The memories I truly relish are the good times I had with dad before the cancer, and if you haven’t noticed from this blog, dad created many great memories for all of his family and friends.  Because it is hard for me to get on the blog and post a memory as soon as I have it, Tammy gave me the good idea of putting a note of the memory in my phone and coming back and posting them later when I have time. 

The first note I have in my phone is the memory of shooting bats in our back yard off the roof of the house.  We did it a few times that I can remember but were only successful once.  Still sitting on that roof, throwing a sock with a tennis ball in it up in the air, and shooting at bats that swooped at it with a shotgun was a memory I will never forget.  Guess that’s where I got my redneck side from.

Second, I remember the times we would go to the warehouse at dads work in the winter and shoot our bows.  Dad would set up an old tack board behind the target in case there was a terrible shot that missed the target (which of course none of us ever made that terrible of shots).  We would scavenge the warehouse looking for things we could shoot.  It was usually plastic silverware or tacks.  Then we would see who could hit them first.  It was stupid but I loved it.

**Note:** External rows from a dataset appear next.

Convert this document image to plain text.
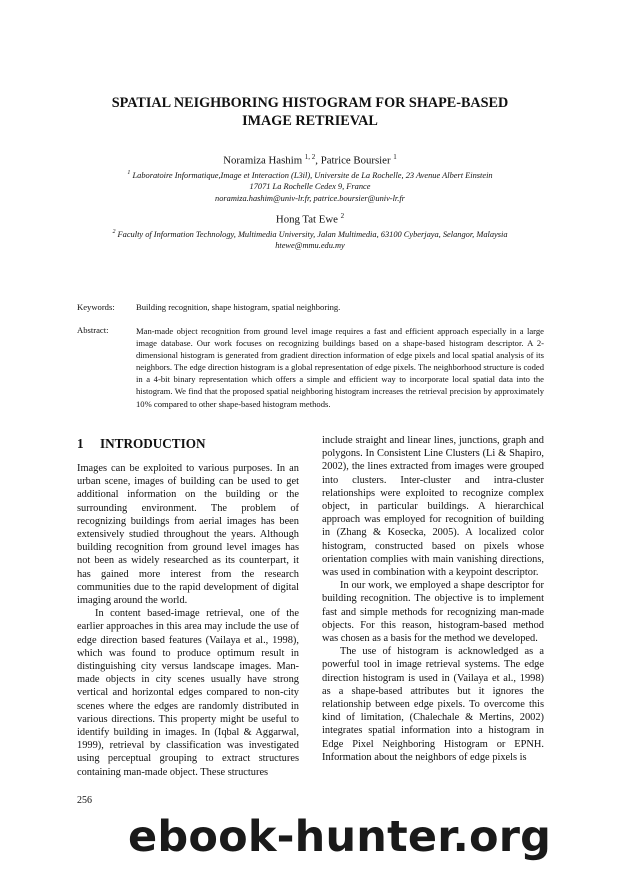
SPATIAL NEIGHBORING HISTOGRAM FOR SHAPE-BASED
IMAGE RETRIEVAL
Noramiza Hashim $^{1, 2}$, Patrice Boursier $^1$
$^1$ Laboratoire Informatique,Image et Interaction (L3il), Universite de La Rochelle, 23 Avenue Albert Einstein
17071 La Rochelle Cedex 9, France
noramiza.hashim@univ-lr.fr, patrice.boursier@univ-lr.fr
Hong Tat Ewe $^2$
$^2$ Faculty of Information Technology, Multimedia University, Jalan Multimedia, 63100 Cyberjaya, Selangor, Malaysia
htewe@mmu.edu.my
Keywords: Building recognition, shape histogram, spatial neighboring.
Abstract:	Man-made object recognition from ground level image requires a fast and efficient approach especially in a large image database. Our work focuses on recognizing buildings based on a shape-based histogram descriptor. A 2-dimensional histogram is generated from gradient direction information of edge pixels and local spatial analysis of its neighbors. The edge direction histogram is a global representation of edge pixels. The neighborhood structure is coded in a 4-bit binary representation which offers a simple and efficient way to incorporate local spatial data into the histogram. We find that the proposed spatial neighboring histogram increases the retrieval precision by approximately 10% compared to other shape-based histogram methods.
1 INTRODUCTION

Images can be exploited to various purposes. In an urban scene, images of building can be used to get additional information on the building or the surrounding environment. The problem of recognizing buildings from aerial images has been extensively studied throughout the years. Although building recognition from ground level images has not been as widely researched as its counterpart, it has gained more interest from the research communities due to the rapid development of digital imaging around the world.

In content based-image retrieval, one of the earlier approaches in this area may include the use of edge direction based features (Vailaya et al., 1998), which was found to produce optimum result in distinguishing city versus landscape images. Man-made objects in city scenes usually have strong vertical and horizontal edges compared to non-city scenes where the edges are randomly distributed in various directions. This property might be useful to identify building in images. In (Iqbal & Aggarwal, 1999), retrieval by classification was investigated using perceptual grouping to extract structures containing man-made object. These structures

include straight and linear lines, junctions, graph and polygons. In Consistent Line Clusters (Li & Shapiro, 2002), the lines extracted from images were grouped into clusters. Inter-cluster and intra-cluster relationships were exploited to recognize complex object, in particular buildings. A hierarchical approach was employed for recognition of building in (Zhang & Kosecka, 2005). A localized color histogram, constructed based on pixels whose orientation complies with main vanishing directions, was used in combination with a keypoint descriptor.

In our work, we employed a shape descriptor for building recognition. The objective is to implement fast and simple methods for recognizing man-made objects. For this reason, histogram-based method was chosen as a basis for the method we developed.

The use of histogram is acknowledged as a powerful tool in image retrieval systems. The edge direction histogram is used in (Vailaya et al., 1998) as a shape-based attributes but it ignores the relationship between edge pixels. To overcome this kind of limitation, (Chalechale & Mertins, 2002) integrates spatial information into a histogram in Edge Pixel Neighboring Histogram or EPNH. Information about the neighbors of edge pixels is

256
ebook-hunter.org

Third, I remember the trips to check the back on Sunday nights, when I was just a young boy.  Dad would have to do a walk through to make sure everything was in order and he would attempt to make it as scary as possible.  He even created a scary sound track for the walk through the tunnel (Do do….Do do….Do do).  He always made things so much fun for us kids.

Finally, I always enjoyed the random calls to see if I wanted to go to Gander Mountain.  Sometimes we would go with a purchase in mind and leave empty handed and other times we would go just to browse and leave with bags full of stuff, but no matter the outcome of our trip, we always enjoyed going and talking about our favorite hobbies (hunting and fishing). 

Even more than memories, I find myself having thoughts of how great it would be if dad was still around for certain things.  For example, dad would love to be able to help with projects at Chad’s new house and Tammy’s new house, he would love to see our pigs and help out with me and Chad’s hobbie farms, he would love to work on our old Case tractor with us (or at least give us grief), and most of all he would have loved to have met my new baby boy, Sullivan Richard.  I also miss being able to tap his knowledge when I have a project I want to do or when something breaks. 

The family got together on dads birthday at his grave site and it was just nice to pay our respects to the greatest man we’ve ever known.  I hope we continue to do this for years to come.  Maybe even share some good memories together (as if we don’t do that all the time anyway).